Certainly not, and to this amiable end, Rookleigh resolved to leave no means untried to introduce himself to Lord Oakhampton.
Chance meetings--chance apparently--in the railway train, and elaborate civilities proffered by Rookleigh, the offers of cigars, periodicals, and so forth, led to an exchange of words; and though the peer was unpleasantly struck by the young man's name, and then knew precisely who he was, for certain cogent legal reasons he deemed it wise and well to be civil to him, and an invitation to Bayview followed--an invitation which Rookleigh was not slow to accept; and soon, by making himself useful in fifty different ways, he became then a regular sea-side visitor; though, as the brother of Derval, his welcome was of a somewhat mingled kind by both father and daughter.
Mrs. Hampton was intensely gratified by this unexpected intimacy, of which, however, by failing health, she was, perhaps luckily, unable to avail herself.
To Rookleigh the idea did occur at times, as to how he was to account to Derval for the non-transmission of Clara's letters for him to the ship, the owners, or their agents abroad?
Well--that was a matter for future consideration; meantime he had the signed bond, and that laid Derval at his mercy!
The lovers were meanwhile beginning to think--nay, to be assured--that their worst fears were becoming realised; Clara deeming that Derval, as his brother had alleged, was "a very sailor"; and he, that Clara was only true to the instincts of her cold-blooded class, and had already forgotten him, or cast him off, for some new, richer, and titled object; and Rookleigh rubbed his long lean hands, and puckered up his green eyes with quaint delight, as the plot seemed to thicken.
Clara had never striven even to like him, though the brother of that Derval she had loved so well--nay, loved in secret still. She saw the base metal in his composition, and always detected a something in the tone of his voice, and in the expression of his face, that roused an undefinable emotion of distrust, as belying in some way the ease and nonchalance of manner he affected.

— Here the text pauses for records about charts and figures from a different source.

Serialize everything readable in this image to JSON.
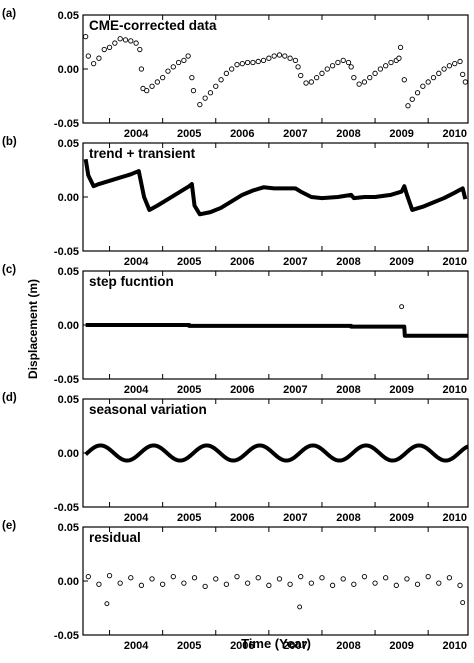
{
  "figure": {
    "xlabel": "Time (Year)",
    "ylabel": "Displacement (m)"
  },
  "chart_data": [
    {
      "type": "scatter",
      "panel_label": "(a)",
      "title": "CME-corrected data",
      "xlim": [
        2003.5,
        2010.75
      ],
      "ylim": [
        -0.05,
        0.05
      ],
      "yticks": [
        "0.05",
        "0.00",
        "-0.05"
      ],
      "yticks_values": [
        0.05,
        0.0,
        -0.05
      ],
      "xticks": [
        "2004",
        "2005",
        "2006",
        "2007",
        "2008",
        "2009",
        "2010"
      ],
      "grid": false,
      "series": [
        {
          "x": [
            2003.55,
            2003.6,
            2003.7,
            2003.8,
            2003.9,
            2004.0,
            2004.1,
            2004.2,
            2004.3,
            2004.4,
            2004.5,
            2004.57,
            2004.6,
            2004.63,
            2004.7,
            2004.8,
            2004.9,
            2005.0,
            2005.1,
            2005.2,
            2005.3,
            2005.4,
            2005.48,
            2005.55,
            2005.58,
            2005.7,
            2005.8,
            2005.9,
            2006.0,
            2006.1,
            2006.2,
            2006.3,
            2006.4,
            2006.5,
            2006.6,
            2006.7,
            2006.8,
            2006.9,
            2007.0,
            2007.1,
            2007.2,
            2007.3,
            2007.4,
            2007.5,
            2007.55,
            2007.6,
            2007.7,
            2007.8,
            2007.9,
            2008.0,
            2008.1,
            2008.2,
            2008.3,
            2008.4,
            2008.5,
            2008.55,
            2008.6,
            2008.7,
            2008.8,
            2008.9,
            2009.0,
            2009.1,
            2009.2,
            2009.3,
            2009.4,
            2009.45,
            2009.48,
            2009.55,
            2009.62,
            2009.7,
            2009.8,
            2009.9,
            2010.0,
            2010.1,
            2010.2,
            2010.3,
            2010.4,
            2010.5,
            2010.6,
            2010.65,
            2010.7
          ],
          "y": [
            0.03,
            0.012,
            0.005,
            0.01,
            0.018,
            0.02,
            0.024,
            0.028,
            0.027,
            0.026,
            0.024,
            0.018,
            0.0,
            -0.018,
            -0.02,
            -0.016,
            -0.012,
            -0.008,
            -0.002,
            0.002,
            0.006,
            0.008,
            0.012,
            -0.008,
            -0.02,
            -0.033,
            -0.027,
            -0.022,
            -0.016,
            -0.01,
            -0.004,
            0.0,
            0.004,
            0.005,
            0.006,
            0.006,
            0.007,
            0.008,
            0.01,
            0.012,
            0.013,
            0.012,
            0.01,
            0.008,
            0.002,
            -0.006,
            -0.013,
            -0.012,
            -0.008,
            -0.004,
            0.0,
            0.003,
            0.006,
            0.008,
            0.006,
            0.002,
            -0.008,
            -0.014,
            -0.012,
            -0.008,
            -0.004,
            0.0,
            0.003,
            0.006,
            0.008,
            0.01,
            0.02,
            -0.01,
            -0.034,
            -0.028,
            -0.022,
            -0.016,
            -0.012,
            -0.008,
            -0.004,
            0.0,
            0.003,
            0.005,
            0.007,
            -0.005,
            -0.012
          ]
        }
      ]
    },
    {
      "type": "line",
      "panel_label": "(b)",
      "title": "trend + transient",
      "xlim": [
        2003.5,
        2010.75
      ],
      "ylim": [
        -0.05,
        0.05
      ],
      "yticks": [
        "0.05",
        "0.00",
        "-0.05"
      ],
      "yticks_values": [
        0.05,
        0.0,
        -0.05
      ],
      "xticks": [
        "2004",
        "2005",
        "2006",
        "2007",
        "2008",
        "2009",
        "2010"
      ],
      "grid": false,
      "series": [
        {
          "x": [
            2003.55,
            2003.6,
            2003.7,
            2003.8,
            2004.0,
            2004.2,
            2004.4,
            2004.55,
            2004.65,
            2004.75,
            2004.9,
            2005.1,
            2005.3,
            2005.5,
            2005.55,
            2005.6,
            2005.7,
            2005.9,
            2006.1,
            2006.3,
            2006.5,
            2006.7,
            2006.9,
            2007.1,
            2007.3,
            2007.5,
            2007.6,
            2007.8,
            2008.0,
            2008.3,
            2008.55,
            2008.6,
            2008.8,
            2009.0,
            2009.3,
            2009.5,
            2009.55,
            2009.6,
            2009.7,
            2009.9,
            2010.1,
            2010.3,
            2010.5,
            2010.65,
            2010.7
          ],
          "y": [
            0.035,
            0.02,
            0.01,
            0.012,
            0.015,
            0.018,
            0.021,
            0.024,
            0.0,
            -0.012,
            -0.008,
            -0.002,
            0.004,
            0.01,
            0.012,
            -0.008,
            -0.016,
            -0.014,
            -0.01,
            -0.004,
            0.002,
            0.006,
            0.009,
            0.008,
            0.008,
            0.008,
            0.005,
            0.0,
            -0.001,
            0.0,
            0.002,
            -0.001,
            0.0,
            0.0,
            0.002,
            0.005,
            0.01,
            0.002,
            -0.012,
            -0.009,
            -0.005,
            -0.001,
            0.004,
            0.008,
            -0.002
          ]
        }
      ]
    },
    {
      "type": "line",
      "panel_label": "(c)",
      "title": "step fucntion",
      "xlim": [
        2003.5,
        2010.75
      ],
      "ylim": [
        -0.05,
        0.05
      ],
      "yticks": [
        "0.05",
        "0.00",
        "-0.05"
      ],
      "yticks_values": [
        0.05,
        0.0,
        -0.05
      ],
      "xticks": [
        "2004",
        "2005",
        "2006",
        "2007",
        "2008",
        "2009",
        "2010"
      ],
      "grid": false,
      "series": [
        {
          "x": [
            2003.55,
            2005.5,
            2005.5,
            2008.55,
            2008.55,
            2009.55,
            2009.56,
            2010.75
          ],
          "y": [
            0.0,
            0.0,
            -0.0008,
            -0.0008,
            -0.0015,
            -0.0015,
            -0.01,
            -0.01
          ]
        }
      ],
      "outliers": [
        {
          "x": 2009.5,
          "y": 0.017
        }
      ]
    },
    {
      "type": "line",
      "panel_label": "(d)",
      "title": "seasonal variation",
      "xlim": [
        2003.5,
        2010.75
      ],
      "ylim": [
        -0.05,
        0.05
      ],
      "yticks": [
        "0.05",
        "0.00",
        "-0.05"
      ],
      "yticks_values": [
        0.05,
        0.0,
        -0.05
      ],
      "xticks": [
        "2004",
        "2005",
        "2006",
        "2007",
        "2008",
        "2009",
        "2010"
      ],
      "grid": false,
      "seasonal": {
        "amplitude": 0.007,
        "period_years": 1.0,
        "peak_at": 2003.83
      }
    },
    {
      "type": "scatter",
      "panel_label": "(e)",
      "title": "residual",
      "xlim": [
        2003.5,
        2010.75
      ],
      "ylim": [
        -0.05,
        0.05
      ],
      "yticks": [
        "0.05",
        "0.00",
        "-0.05"
      ],
      "yticks_values": [
        0.05,
        0.0,
        -0.05
      ],
      "xticks": [
        "2004",
        "2005",
        "2006",
        "2007",
        "2008",
        "2009",
        "2010"
      ],
      "grid": false,
      "series": [
        {
          "x": [
            2003.6,
            2003.8,
            2004.0,
            2004.2,
            2004.4,
            2004.6,
            2004.8,
            2005.0,
            2005.2,
            2005.4,
            2005.6,
            2005.8,
            2006.0,
            2006.2,
            2006.4,
            2006.6,
            2006.8,
            2007.0,
            2007.2,
            2007.4,
            2007.6,
            2007.8,
            2008.0,
            2008.2,
            2008.4,
            2008.6,
            2008.8,
            2009.0,
            2009.2,
            2009.4,
            2009.6,
            2009.8,
            2010.0,
            2010.2,
            2010.4,
            2010.6
          ],
          "y": [
            0.004,
            -0.003,
            0.005,
            -0.002,
            0.003,
            -0.004,
            0.002,
            -0.003,
            0.004,
            -0.002,
            0.003,
            -0.005,
            0.002,
            -0.003,
            0.004,
            -0.002,
            0.003,
            -0.004,
            0.002,
            -0.003,
            0.004,
            -0.002,
            0.003,
            -0.004,
            0.002,
            -0.003,
            0.004,
            -0.002,
            0.003,
            -0.004,
            0.002,
            -0.003,
            0.004,
            -0.002,
            0.003,
            -0.004
          ]
        }
      ],
      "outliers": [
        {
          "x": 2003.95,
          "y": -0.021
        },
        {
          "x": 2007.58,
          "y": -0.024
        },
        {
          "x": 2010.65,
          "y": -0.02
        }
      ]
    }
  ]
}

"We are a kind of cousins, you know, Miss Hampton," said he one day, as he hung over her at the piano.
"I do not know that we are," she replied coldly.
"Permit me to explain to you the degree," and he proceeded to do so with extreme accuracy, as he had just been studying the matter with Mr. De Murrer, affecting to act in the interest of his absent brother, but in reality for his own selfish purposes. But she only laughed aloud, and said:
"It is rather remote."
"It would not be thought so, in Scotland."
She remembered her father's reply on a similar occasion, and merely shrugged her shoulders. Had Derval claimed the kindred blood, her view of it might have been different.
The poor girl's heart was ever beating with "a vague unrest" she could well understand, but had a difficulty in concealing and acting a part to those around her, to the watchful eyes of her father especially, and he began to wonder whether he had acted wisely in opening his house to Rookleigh Hampton.
The latter now learned that the _Amethyst_ had sailed for Batavia, which would ensure, even if she returned direct to England, an absence of at least eight months on the part of Derval--eight months, of which Rookleigh made, as we shall show, a terrible use.
"Sailed for Batavia--sailed for Batavia!" he repeated. Fate was playing into his hands indeed, for long ere Derval could return, the game would be his own!
So "deeper than ever plummet sounded," was the deep villany of Rookleigh Hampton.